Montgomery-DAAD Fellow and Tutor in German Literature
Lincoln College
I was awarded my PhD at the University of Basel in 2007, for my thesis on contemporary German ‘ethnopoetics’, but have been working on the early modern period since 2007. In my ‘Habilitation’ (2017) I was interested in the question of how François Fénelon’s work “Les Aventures de Télémaque” (1699) was read, translated and printed in the German-speaking world in the Age of Enlightenment (1700-1832), and why. Subsequently, I wrote a study that, while starting from Walter Benjamin, asks about the ‘genealogy’ (in terms of Nietzsche) of literary criticism at the end of the 17th century. I was able to identify some practices that are still (or just again?) relevant in the Internet age.

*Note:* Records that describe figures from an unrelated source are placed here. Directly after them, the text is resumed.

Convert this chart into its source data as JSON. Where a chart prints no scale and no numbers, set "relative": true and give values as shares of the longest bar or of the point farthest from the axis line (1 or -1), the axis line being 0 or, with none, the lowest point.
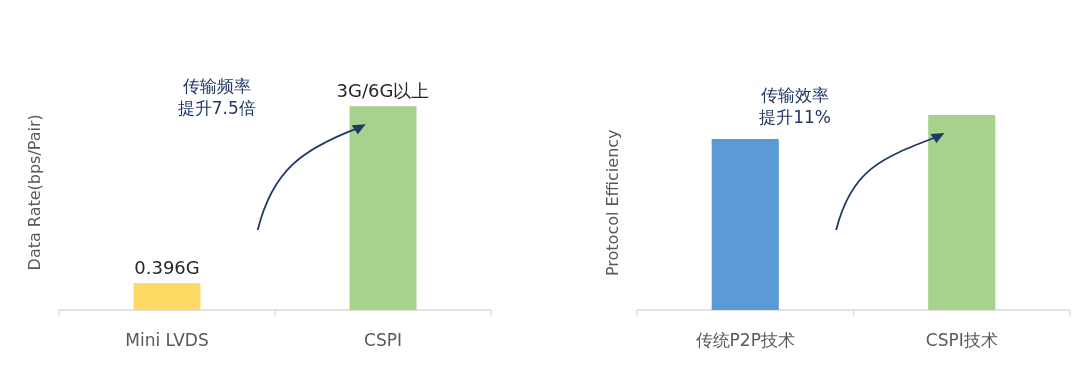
{
  "chart_data": [
    {
      "type": "bar",
      "ylabel": "Data Rate(bps/Pair)",
      "categories": [
        "Mini LVDS",
        "CSPI"
      ],
      "values": [
        0.396,
        3
      ],
      "colors": [
        "#ffd966",
        "#a9d18e"
      ],
      "value_labels": [
        "0.396G",
        "3G/6G以上"
      ],
      "annotations": [
        "传输频率提升7.5倍"
      ]
    },
    {
      "type": "bar",
      "relative": true,
      "ylabel": "Protocol Efficiency",
      "categories": [
        "传统P2P技术",
        "CSPI技术"
      ],
      "values": [
        0.877,
        1
      ],
      "colors": [
        "#5b9bd5",
        "#a9d18e"
      ],
      "annotations": [
        "传输效率提升11%"
      ]
    }
  ]
}
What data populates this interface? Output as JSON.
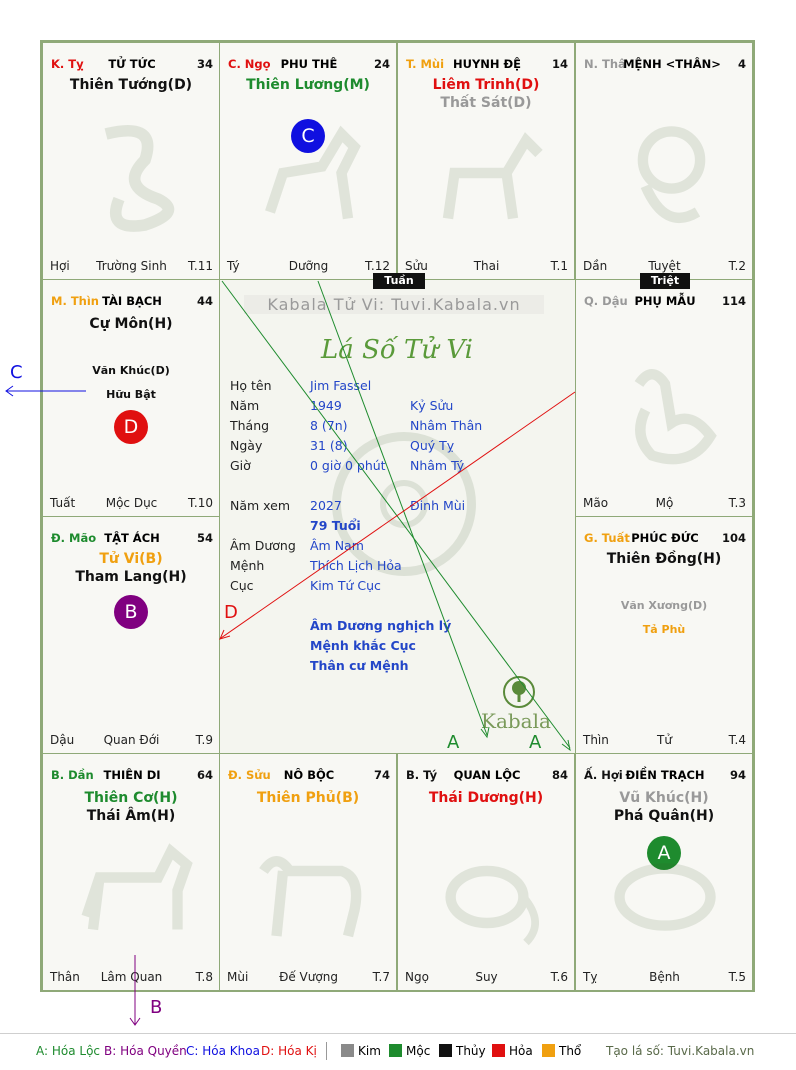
{
  "colors": {
    "kim": "#8a8a8a",
    "moc": "#1e8b2e",
    "thuy": "#111111",
    "hoa": "#e01010",
    "tho": "#f0a010",
    "blue": "#2346c8",
    "purple": "#800080"
  },
  "cells": {
    "ty": {
      "branch": "K. Tỵ",
      "house": "TỬ TỨC",
      "num": "34",
      "star1": "Thiên Tướng(D)",
      "foot_l": "Hợi",
      "foot_c": "Trường Sinh",
      "foot_r": "T.11"
    },
    "ngo": {
      "branch": "C. Ngọ",
      "house": "PHU THÊ",
      "num": "24",
      "star1": "Thiên Lương(M)",
      "badge": "C",
      "foot_l": "Tý",
      "foot_c": "Dưỡng",
      "foot_r": "T.12"
    },
    "mui": {
      "branch": "T. Mùi",
      "house": "HUYNH ĐỆ",
      "num": "14",
      "star1": "Liêm Trinh(D)",
      "star2": "Thất Sát(D)",
      "foot_l": "Sửu",
      "foot_c": "Thai",
      "foot_r": "T.1"
    },
    "than": {
      "branch": "N. Thân",
      "house": "MỆNH <THÂN>",
      "num": "4",
      "foot_l": "Dần",
      "foot_c": "Tuyệt",
      "foot_r": "T.2"
    },
    "thin": {
      "branch": "M. Thìn",
      "house": "TÀI BẠCH",
      "num": "44",
      "star1": "Cự Môn(H)",
      "minor1": "Văn Khúc(D)",
      "minor2": "Hữu Bật",
      "badge": "D",
      "foot_l": "Tuất",
      "foot_c": "Mộc Dục",
      "foot_r": "T.10"
    },
    "dau": {
      "branch": "Q. Dậu",
      "house": "PHỤ MẪU",
      "num": "114",
      "foot_l": "Mão",
      "foot_c": "Mộ",
      "foot_r": "T.3"
    },
    "mao": {
      "branch": "Đ. Mão",
      "house": "TẬT ÁCH",
      "num": "54",
      "star1": "Tử Vi(B)",
      "star2": "Tham Lang(H)",
      "badge": "B",
      "foot_l": "Dậu",
      "foot_c": "Quan Đới",
      "foot_r": "T.9"
    },
    "tuat": {
      "branch": "G. Tuất",
      "house": "PHÚC ĐỨC",
      "num": "104",
      "star1": "Thiên Đồng(H)",
      "minor1": "Văn Xương(D)",
      "minor2": "Tả Phù",
      "foot_l": "Thìn",
      "foot_c": "Tử",
      "foot_r": "T.4"
    },
    "dan": {
      "branch": "B. Dần",
      "house": "THIÊN DI",
      "num": "64",
      "star1": "Thiên Cơ(H)",
      "star2": "Thái Âm(H)",
      "foot_l": "Thân",
      "foot_c": "Lâm Quan",
      "foot_r": "T.8"
    },
    "suu": {
      "branch": "Đ. Sửu",
      "house": "NÔ BỘC",
      "num": "74",
      "star1": "Thiên Phủ(B)",
      "foot_l": "Mùi",
      "foot_c": "Đế Vượng",
      "foot_r": "T.7"
    },
    "ti": {
      "branch": "B. Tý",
      "house": "QUAN LỘC",
      "num": "84",
      "star1": "Thái Dương(H)",
      "foot_l": "Ngọ",
      "foot_c": "Suy",
      "foot_r": "T.6"
    },
    "hoi": {
      "branch": "Ấ. Hợi",
      "house": "ĐIỀN TRẠCH",
      "num": "94",
      "star1": "Vũ Khúc(H)",
      "star2": "Phá Quân(H)",
      "badge": "A",
      "foot_l": "Tỵ",
      "foot_c": "Bệnh",
      "foot_r": "T.5"
    }
  },
  "tags": {
    "tuan": "Tuần",
    "triet": "Triệt"
  },
  "center": {
    "watermark": "Kabala Tử Vi: Tuvi.Kabala.vn",
    "title": "Lá Số Tử Vi",
    "rows": [
      {
        "label": "Họ tên",
        "v1": "Jim Fassel",
        "v2": ""
      },
      {
        "label": "Năm",
        "v1": "1949",
        "v2": "Kỷ Sửu"
      },
      {
        "label": "Tháng",
        "v1": "8  (7n)",
        "v2": "Nhâm Thân"
      },
      {
        "label": "Ngày",
        "v1": "31  (8)",
        "v2": "Quý Tỵ"
      },
      {
        "label": "Giờ",
        "v1": "0 giờ 0 phút",
        "v2": "Nhâm Tý"
      }
    ],
    "namxem_label": "Năm xem",
    "namxem_v1": "2027",
    "namxem_v2": "Đinh Mùi",
    "tuoi": "79 Tuổi",
    "rows2": [
      {
        "label": "Âm Dương",
        "v1": "Âm Nam"
      },
      {
        "label": "Mệnh",
        "v1": "Thích Lịch Hỏa"
      },
      {
        "label": "Cục",
        "v1": "Kim Tứ Cục"
      }
    ],
    "notes": [
      "Âm Dương nghịch lý",
      "Mệnh khắc Cục",
      "Thân cư Mệnh"
    ],
    "logo_text": "Kabala"
  },
  "arrow_labels": {
    "a1": "A",
    "a2": "A",
    "b": "B",
    "c": "C",
    "d": "D"
  },
  "legend": {
    "hoa_loc": "A: Hóa Lộc",
    "hoa_quyen": "B: Hóa Quyền",
    "hoa_khoa": "C: Hóa Khoa",
    "hoa_ki": "D: Hóa Kị",
    "kim": "Kim",
    "moc": "Mộc",
    "thuy": "Thủy",
    "hoa": "Hỏa",
    "tho": "Thổ",
    "site": "Tạo lá số: Tuvi.Kabala.vn"
  }
}
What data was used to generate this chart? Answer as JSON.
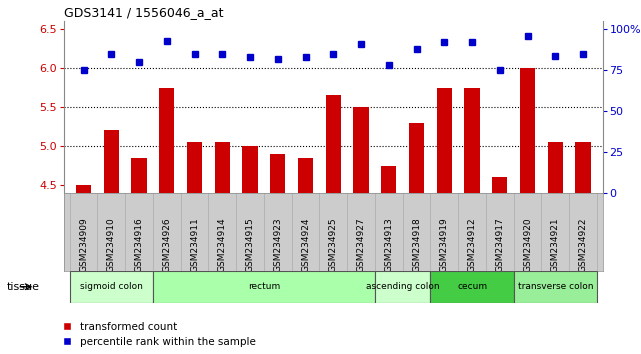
{
  "title": "GDS3141 / 1556046_a_at",
  "samples": [
    "GSM234909",
    "GSM234910",
    "GSM234916",
    "GSM234926",
    "GSM234911",
    "GSM234914",
    "GSM234915",
    "GSM234923",
    "GSM234924",
    "GSM234925",
    "GSM234927",
    "GSM234913",
    "GSM234918",
    "GSM234919",
    "GSM234912",
    "GSM234917",
    "GSM234920",
    "GSM234921",
    "GSM234922"
  ],
  "bar_values": [
    4.5,
    5.2,
    4.85,
    5.75,
    5.05,
    5.05,
    5.0,
    4.9,
    4.85,
    5.65,
    5.5,
    4.75,
    5.3,
    5.75,
    5.75,
    4.6,
    6.0,
    5.05,
    5.05
  ],
  "dot_values": [
    75,
    85,
    80,
    93,
    85,
    85,
    83,
    82,
    83,
    85,
    91,
    78,
    88,
    92,
    92,
    75,
    96,
    84,
    85
  ],
  "bar_color": "#cc0000",
  "dot_color": "#0000cc",
  "ylim_left": [
    4.4,
    6.6
  ],
  "ylim_right": [
    0,
    105
  ],
  "yticks_left": [
    4.5,
    5.0,
    5.5,
    6.0,
    6.5
  ],
  "yticks_right": [
    0,
    25,
    50,
    75,
    100
  ],
  "ytick_labels_right": [
    "0",
    "25",
    "50",
    "75",
    "100%"
  ],
  "hlines": [
    5.0,
    5.5,
    6.0
  ],
  "tissue_groups": [
    {
      "label": "sigmoid colon",
      "start": 0,
      "end": 3,
      "color": "#ccffcc"
    },
    {
      "label": "rectum",
      "start": 3,
      "end": 11,
      "color": "#aaffaa"
    },
    {
      "label": "ascending colon",
      "start": 11,
      "end": 13,
      "color": "#ccffcc"
    },
    {
      "label": "cecum",
      "start": 13,
      "end": 16,
      "color": "#44cc44"
    },
    {
      "label": "transverse colon",
      "start": 16,
      "end": 19,
      "color": "#99ee99"
    }
  ],
  "tissue_label": "tissue",
  "legend_bar_label": "transformed count",
  "legend_dot_label": "percentile rank within the sample",
  "label_bg_color": "#cccccc",
  "plot_bg": "#ffffff"
}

Most recently, I led a research project on the German-language reception of (French) Jansenism between 1640 and 1780, which resulted in two conference proceedings (so far). In addition, I am also interested in the history of scholarship, such as how the ‘Age of Enlightenment’ was appropriated in the German-speaking world around 1900, or to what extent the period between World War I and World War II was identified a ‘Second Thirty Years War’, or what relevance and scope a concept of ‘Catholic Enlightenment’ can claim. In addition, I have repeatedly worked on the history of Pietism and edited writings by Leibniz. Currently, I’m preparing a bigger essay about failure in Enlightenment (Pascal, Pope, Goethe).